The best form of rock n’ roll comes with a sense of purity, whether that be in the form of lyricism, music, or something joining the two together, and it’s through this lens that Bad Veins is delivering some of their best work thus far in the new single “Wendy.” If you’re looking for treated vocals, mock harmonies, patchy beats, or sampled elements in this track, you’re going to be disappointed by the organic harmonies and depth of melodicism in “Wendy,” which uses the aforementioned quartet of elements to drive home what could be the most conservative show of rock brawniness I’ve heard all year.
Bad Veins don’t need a lot of bells and whistles to get the job done in this performance, and whether you’ve been following their progress from day one or are just now finding out about their sound through the release of this new song, I think you’re going to find their stylish brand of alternative rock to be as natural and unforced as I do.
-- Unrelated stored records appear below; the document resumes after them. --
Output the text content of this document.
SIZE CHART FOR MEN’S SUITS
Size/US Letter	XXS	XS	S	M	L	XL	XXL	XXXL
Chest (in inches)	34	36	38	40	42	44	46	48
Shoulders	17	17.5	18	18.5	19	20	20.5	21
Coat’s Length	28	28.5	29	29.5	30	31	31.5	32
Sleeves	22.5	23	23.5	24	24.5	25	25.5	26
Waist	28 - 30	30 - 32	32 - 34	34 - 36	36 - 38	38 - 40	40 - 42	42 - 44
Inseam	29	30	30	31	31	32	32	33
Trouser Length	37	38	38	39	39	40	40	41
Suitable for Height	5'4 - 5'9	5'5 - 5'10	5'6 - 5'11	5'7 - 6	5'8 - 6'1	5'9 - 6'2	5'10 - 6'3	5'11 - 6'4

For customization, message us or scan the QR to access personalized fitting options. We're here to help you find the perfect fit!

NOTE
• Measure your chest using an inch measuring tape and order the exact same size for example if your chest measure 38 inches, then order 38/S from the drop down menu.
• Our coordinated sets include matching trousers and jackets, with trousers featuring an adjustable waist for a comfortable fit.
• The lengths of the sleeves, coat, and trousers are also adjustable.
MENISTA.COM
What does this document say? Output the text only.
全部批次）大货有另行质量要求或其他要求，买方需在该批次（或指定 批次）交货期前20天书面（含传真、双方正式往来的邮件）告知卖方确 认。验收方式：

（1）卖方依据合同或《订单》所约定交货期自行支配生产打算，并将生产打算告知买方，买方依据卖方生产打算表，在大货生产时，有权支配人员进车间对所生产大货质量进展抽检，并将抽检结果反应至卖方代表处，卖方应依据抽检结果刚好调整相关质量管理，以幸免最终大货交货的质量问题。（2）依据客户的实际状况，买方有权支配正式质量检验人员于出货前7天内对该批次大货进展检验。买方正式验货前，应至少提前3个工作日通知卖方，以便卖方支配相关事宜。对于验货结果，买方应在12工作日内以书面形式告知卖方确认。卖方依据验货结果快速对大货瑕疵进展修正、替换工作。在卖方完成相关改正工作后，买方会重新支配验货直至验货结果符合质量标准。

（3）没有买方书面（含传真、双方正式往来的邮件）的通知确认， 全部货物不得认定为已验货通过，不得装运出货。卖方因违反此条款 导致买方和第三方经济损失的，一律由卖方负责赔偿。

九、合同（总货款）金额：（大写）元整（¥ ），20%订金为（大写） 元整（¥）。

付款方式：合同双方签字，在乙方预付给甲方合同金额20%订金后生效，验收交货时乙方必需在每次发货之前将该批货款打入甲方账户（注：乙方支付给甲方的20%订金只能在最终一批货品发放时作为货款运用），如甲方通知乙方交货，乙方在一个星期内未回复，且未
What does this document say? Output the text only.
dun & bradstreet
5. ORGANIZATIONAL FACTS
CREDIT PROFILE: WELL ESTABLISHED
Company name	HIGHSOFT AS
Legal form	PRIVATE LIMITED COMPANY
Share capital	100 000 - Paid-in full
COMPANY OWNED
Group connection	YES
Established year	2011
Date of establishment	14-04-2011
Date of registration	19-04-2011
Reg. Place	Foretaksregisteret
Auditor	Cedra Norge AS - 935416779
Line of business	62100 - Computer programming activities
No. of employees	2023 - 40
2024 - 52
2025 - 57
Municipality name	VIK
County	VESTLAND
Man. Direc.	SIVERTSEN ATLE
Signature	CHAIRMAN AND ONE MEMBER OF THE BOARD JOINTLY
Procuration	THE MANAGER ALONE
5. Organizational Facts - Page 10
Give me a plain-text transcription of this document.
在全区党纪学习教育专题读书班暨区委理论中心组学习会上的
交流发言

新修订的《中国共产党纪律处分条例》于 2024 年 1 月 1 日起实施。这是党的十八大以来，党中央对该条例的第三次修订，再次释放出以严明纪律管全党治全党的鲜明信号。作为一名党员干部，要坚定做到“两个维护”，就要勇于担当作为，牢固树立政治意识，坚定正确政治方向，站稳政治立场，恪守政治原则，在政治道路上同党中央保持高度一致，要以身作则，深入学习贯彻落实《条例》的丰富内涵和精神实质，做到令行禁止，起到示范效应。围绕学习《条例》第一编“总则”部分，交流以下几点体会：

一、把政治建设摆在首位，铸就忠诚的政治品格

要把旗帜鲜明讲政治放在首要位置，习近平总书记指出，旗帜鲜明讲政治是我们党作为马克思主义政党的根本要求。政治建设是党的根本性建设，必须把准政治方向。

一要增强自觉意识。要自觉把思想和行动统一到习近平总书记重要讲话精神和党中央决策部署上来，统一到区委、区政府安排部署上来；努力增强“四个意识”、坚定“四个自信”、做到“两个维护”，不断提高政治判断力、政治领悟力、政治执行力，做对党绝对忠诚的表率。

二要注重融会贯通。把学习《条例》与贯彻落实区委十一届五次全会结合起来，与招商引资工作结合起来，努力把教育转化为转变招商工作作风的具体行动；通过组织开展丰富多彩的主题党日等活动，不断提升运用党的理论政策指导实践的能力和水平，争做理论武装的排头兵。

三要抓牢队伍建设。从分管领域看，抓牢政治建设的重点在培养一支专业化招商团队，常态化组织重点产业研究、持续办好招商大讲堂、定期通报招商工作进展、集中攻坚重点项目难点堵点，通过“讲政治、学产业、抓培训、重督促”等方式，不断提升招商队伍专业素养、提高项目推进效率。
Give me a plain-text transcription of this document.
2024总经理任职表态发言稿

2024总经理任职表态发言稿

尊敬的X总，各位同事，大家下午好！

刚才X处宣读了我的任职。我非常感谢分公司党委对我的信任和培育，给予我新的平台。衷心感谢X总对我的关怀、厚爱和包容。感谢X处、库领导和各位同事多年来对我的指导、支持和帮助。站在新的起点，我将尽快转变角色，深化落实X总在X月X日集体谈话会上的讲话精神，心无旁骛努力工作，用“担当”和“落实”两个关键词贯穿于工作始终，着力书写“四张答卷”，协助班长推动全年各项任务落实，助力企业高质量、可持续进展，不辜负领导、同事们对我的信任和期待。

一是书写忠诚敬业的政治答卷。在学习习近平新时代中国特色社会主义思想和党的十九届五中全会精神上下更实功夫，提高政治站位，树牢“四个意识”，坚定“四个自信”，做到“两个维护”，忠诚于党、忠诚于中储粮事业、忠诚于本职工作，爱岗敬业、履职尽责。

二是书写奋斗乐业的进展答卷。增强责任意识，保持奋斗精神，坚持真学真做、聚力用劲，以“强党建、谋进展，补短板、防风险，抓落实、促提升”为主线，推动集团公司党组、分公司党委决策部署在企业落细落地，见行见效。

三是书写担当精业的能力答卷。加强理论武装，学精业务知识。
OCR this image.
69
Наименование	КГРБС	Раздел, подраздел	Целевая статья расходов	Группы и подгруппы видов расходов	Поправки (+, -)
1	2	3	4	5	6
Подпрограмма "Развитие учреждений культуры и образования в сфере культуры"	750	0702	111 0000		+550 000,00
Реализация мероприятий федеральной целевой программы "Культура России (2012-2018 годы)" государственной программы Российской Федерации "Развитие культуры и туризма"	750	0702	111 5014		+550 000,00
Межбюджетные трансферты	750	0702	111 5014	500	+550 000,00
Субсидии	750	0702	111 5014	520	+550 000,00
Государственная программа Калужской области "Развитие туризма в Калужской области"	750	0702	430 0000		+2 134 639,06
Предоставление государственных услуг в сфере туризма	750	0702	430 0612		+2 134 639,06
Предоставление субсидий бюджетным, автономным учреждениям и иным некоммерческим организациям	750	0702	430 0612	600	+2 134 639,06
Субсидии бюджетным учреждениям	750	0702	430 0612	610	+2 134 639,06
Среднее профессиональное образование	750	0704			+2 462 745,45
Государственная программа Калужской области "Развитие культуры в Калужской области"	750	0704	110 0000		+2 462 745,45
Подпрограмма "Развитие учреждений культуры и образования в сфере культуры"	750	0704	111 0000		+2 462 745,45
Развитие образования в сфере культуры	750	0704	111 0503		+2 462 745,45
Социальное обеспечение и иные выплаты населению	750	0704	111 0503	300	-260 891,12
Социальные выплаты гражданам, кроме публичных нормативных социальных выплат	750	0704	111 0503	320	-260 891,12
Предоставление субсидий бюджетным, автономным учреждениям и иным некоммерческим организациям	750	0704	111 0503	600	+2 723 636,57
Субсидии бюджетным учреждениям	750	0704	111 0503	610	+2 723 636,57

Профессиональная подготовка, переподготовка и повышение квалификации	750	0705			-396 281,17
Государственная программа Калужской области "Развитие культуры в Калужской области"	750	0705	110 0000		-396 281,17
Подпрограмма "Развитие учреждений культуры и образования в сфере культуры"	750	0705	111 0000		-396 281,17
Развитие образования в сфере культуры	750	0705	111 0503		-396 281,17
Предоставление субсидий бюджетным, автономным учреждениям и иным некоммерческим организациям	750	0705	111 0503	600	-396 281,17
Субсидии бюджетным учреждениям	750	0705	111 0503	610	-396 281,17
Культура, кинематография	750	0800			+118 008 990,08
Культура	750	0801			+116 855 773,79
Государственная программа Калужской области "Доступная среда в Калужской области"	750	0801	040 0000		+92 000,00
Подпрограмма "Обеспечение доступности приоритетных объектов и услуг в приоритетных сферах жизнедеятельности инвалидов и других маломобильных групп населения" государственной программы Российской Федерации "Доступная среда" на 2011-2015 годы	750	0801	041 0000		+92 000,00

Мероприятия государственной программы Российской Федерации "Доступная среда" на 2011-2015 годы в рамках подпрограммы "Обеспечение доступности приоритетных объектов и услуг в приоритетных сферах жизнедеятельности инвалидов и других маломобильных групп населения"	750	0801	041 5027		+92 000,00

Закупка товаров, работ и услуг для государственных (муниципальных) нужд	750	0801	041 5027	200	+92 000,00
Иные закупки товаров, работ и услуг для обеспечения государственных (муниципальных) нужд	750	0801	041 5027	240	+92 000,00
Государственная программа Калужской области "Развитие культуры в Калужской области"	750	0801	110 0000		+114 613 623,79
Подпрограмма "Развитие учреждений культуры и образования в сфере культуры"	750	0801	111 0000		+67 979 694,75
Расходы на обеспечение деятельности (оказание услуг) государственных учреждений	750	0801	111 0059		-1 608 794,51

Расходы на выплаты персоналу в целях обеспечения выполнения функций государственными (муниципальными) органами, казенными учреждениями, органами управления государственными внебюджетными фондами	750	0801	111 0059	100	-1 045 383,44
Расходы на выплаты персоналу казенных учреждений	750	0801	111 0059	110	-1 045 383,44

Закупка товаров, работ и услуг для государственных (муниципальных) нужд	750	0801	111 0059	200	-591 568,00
They aren’t getting caught up in virtuosities, which makes them plenty more alternative than most of their contemporaries could ever ask to be.
This master mix is as slick as anything you would come across in mainstream pop these days, and I would even say that it’s a bit more varnished than it has to be solely to flesh out as much detail within the riffing as possible. There’s a nice tonality to all of the instruments here, and if Bad Veins hadn’t gone with as polished a look in the mix as they did, we would have been robbed of the opportunity to appreciate how much they’re putting into the core componentry of their sound beyond the compositional side of the music.
The biggest muscle in “Wendy” starts and ends with the powerhouse percussion, and even though the vocals wind up wedged in between the drums and the bassline by the second half of the song, it doesn’t prevent the lyrics from matching up with the brooding tone of the guitar parts for anything. This is a well-rounded song, from the way it was arranged to how these players are bringing it into the spotlight.
Thoughtful pop/rock is beginning to make a serious comeback in the American underground at the moment, and it’s almost exclusively because of the moxie that bands like Bad Veins are dedicating to regional scenes like the one in southern Ohio in 2023. The last ten years or so have been brutal on indie music in terms of losing a major connecting point between audiences and artists via the physical format and specifically college radio, but it would appear that Bad Veins has only gotten more immersed in the craft while others have drifted away from their initial aesthetical goals.
“Wendy” is some of the best and most provocative material to make it onto record store shelves so far, but I doubt it’s going to be their creative peak at all; there’s just too much left to do here.